ABU DHABI – Komitmen investasi dari Timur Tengah kembali menguat. Presiden Republik Indonesia Prabowo Subianto dan Presiden Persatuan Emirat Arab Sheikh Mohammed bin Zayed Al Nahyan atau MBZ sepakat memperkuat hubungan bilateral dan meningkatkan kerja sama investasi kedua negara.
Kesepakatan itu mencuat dalam pertemuan bilateral yang berlangsung hangat di Istana Qasr Al Bahr, Abu Dhabi, Kamis, 26 Februari 2026. Suasana akrab mewarnai pembicaraan dua kepala negara yang membahas langkah konkret memperdalam kemitraan strategis, terutama di sektor investasi dan ekonomi.
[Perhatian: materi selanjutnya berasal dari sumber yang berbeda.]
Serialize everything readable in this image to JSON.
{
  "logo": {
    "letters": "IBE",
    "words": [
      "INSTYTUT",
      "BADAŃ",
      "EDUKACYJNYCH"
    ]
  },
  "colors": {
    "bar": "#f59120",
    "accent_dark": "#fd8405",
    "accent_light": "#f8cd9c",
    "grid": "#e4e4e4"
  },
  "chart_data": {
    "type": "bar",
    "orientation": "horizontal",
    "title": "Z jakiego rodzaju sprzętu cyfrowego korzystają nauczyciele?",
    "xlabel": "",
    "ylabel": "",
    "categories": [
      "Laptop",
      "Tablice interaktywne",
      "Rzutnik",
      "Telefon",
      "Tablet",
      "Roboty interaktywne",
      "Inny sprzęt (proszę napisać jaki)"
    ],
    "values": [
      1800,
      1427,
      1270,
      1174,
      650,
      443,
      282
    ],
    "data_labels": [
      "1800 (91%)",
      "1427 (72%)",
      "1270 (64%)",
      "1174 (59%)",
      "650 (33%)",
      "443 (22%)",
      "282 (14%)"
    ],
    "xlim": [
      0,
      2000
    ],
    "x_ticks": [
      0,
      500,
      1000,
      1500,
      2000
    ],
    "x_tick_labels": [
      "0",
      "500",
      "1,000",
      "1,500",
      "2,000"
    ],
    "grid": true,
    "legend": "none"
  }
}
“Pertemuan membahas kerja sama peningkatan investasi. Bilateral ditingkatkan. UAE ingin meningkatkan investasinya di Indonesia,” ujar Sekretaris Kabinet Teddy Indra Wijaya yang mendampingi Presiden Prabowo.
Dalam pertemuan tersebut, MBZ secara langsung menyampaikan komitmen Persatuan Emirat Arab untuk memperbesar penanaman modalnya di Indonesia. Negeri kaya minyak itu melihat Indonesia sebagai mitra strategis utama di Asia Tenggara, terutama dalam sektor energi, infrastruktur, dan pengembangan ekonomi masa depan.
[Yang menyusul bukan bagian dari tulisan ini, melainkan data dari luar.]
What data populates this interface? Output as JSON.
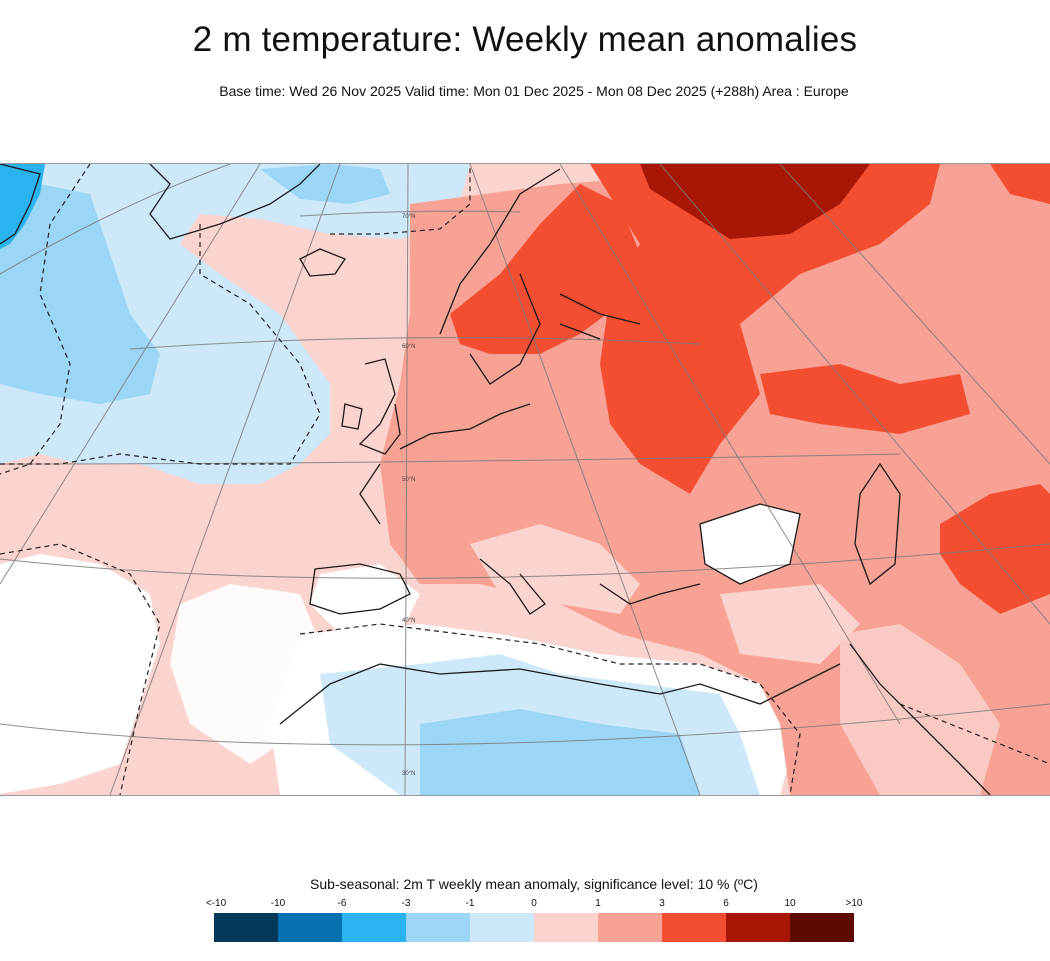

Presiden Prabowo menyambut sinyal positif tersebut. Ia menegaskan kesiapan pemerintah Indonesia untuk menjaga iklim investasi yang kondusif dan berkelanjutan. Pemerintah, kata dia, membuka ruang kolaborasi lebih luas bagi investor UEA di berbagai sektor prioritas nasional.
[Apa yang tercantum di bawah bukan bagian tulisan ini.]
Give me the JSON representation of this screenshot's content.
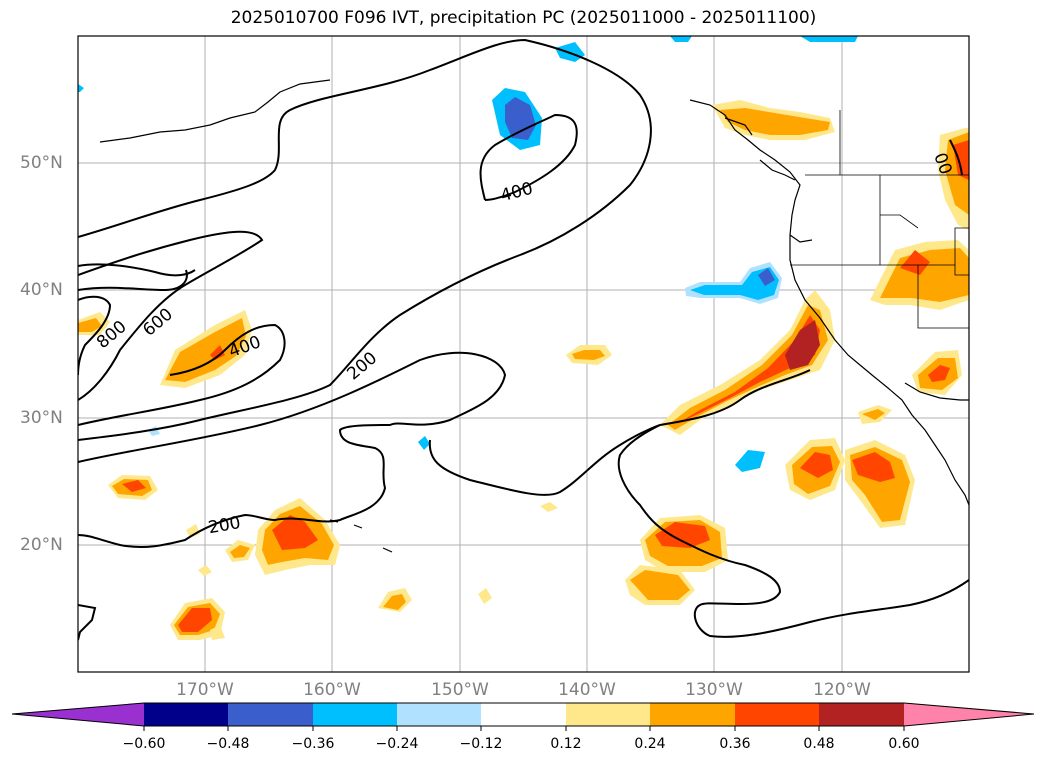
{
  "title": "2025010700 F096 IVT, precipitation PC (2025011000 - 2025011100)",
  "lat_labels": [
    "50°N",
    "40°N",
    "30°N",
    "20°N"
  ],
  "lon_labels": [
    "170°W",
    "160°W",
    "150°W",
    "140°W",
    "130°W",
    "120°W"
  ],
  "contour_labels": [
    "800",
    "600",
    "400",
    "400",
    "200",
    "200",
    "00"
  ],
  "colorbar": {
    "ticks": [
      "−0.60",
      "−0.48",
      "−0.36",
      "−0.24",
      "−0.12",
      "0.12",
      "0.24",
      "0.36",
      "0.48",
      "0.60"
    ],
    "colors": {
      "under": "#9b30d0",
      "neg_060_048": "#00008b",
      "neg_048_036": "#3a5fcd",
      "neg_036_024": "#00bfff",
      "neg_024_012": "#b0e2ff",
      "neutral": "#ffffff",
      "pos_012_024": "#ffe88c",
      "pos_024_036": "#ffa500",
      "pos_036_048": "#ff4500",
      "pos_048_060": "#b22222",
      "over": "#ff82ab"
    }
  }
}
Hubungan Indonesia dan Persatuan Emirat Arab memang telah lama terjalin erat dan saling menguntungkan. Peningkatan komitmen investasi ini menandai fase baru kerja sama yang lebih komprehensif dan berorientasi jangka panjang.
Momentum pertemuan makin simbolis karena berlangsung bertepatan dengan peringatan 50 tahun hubungan diplomatik Indonesia–PEA pada 2026. Setengah abad relasi dua negara kini memasuki babak baru: investasi diperkuat, pertumbuhan ekonomi digenjot, dan kemitraan masa depan dipertegas.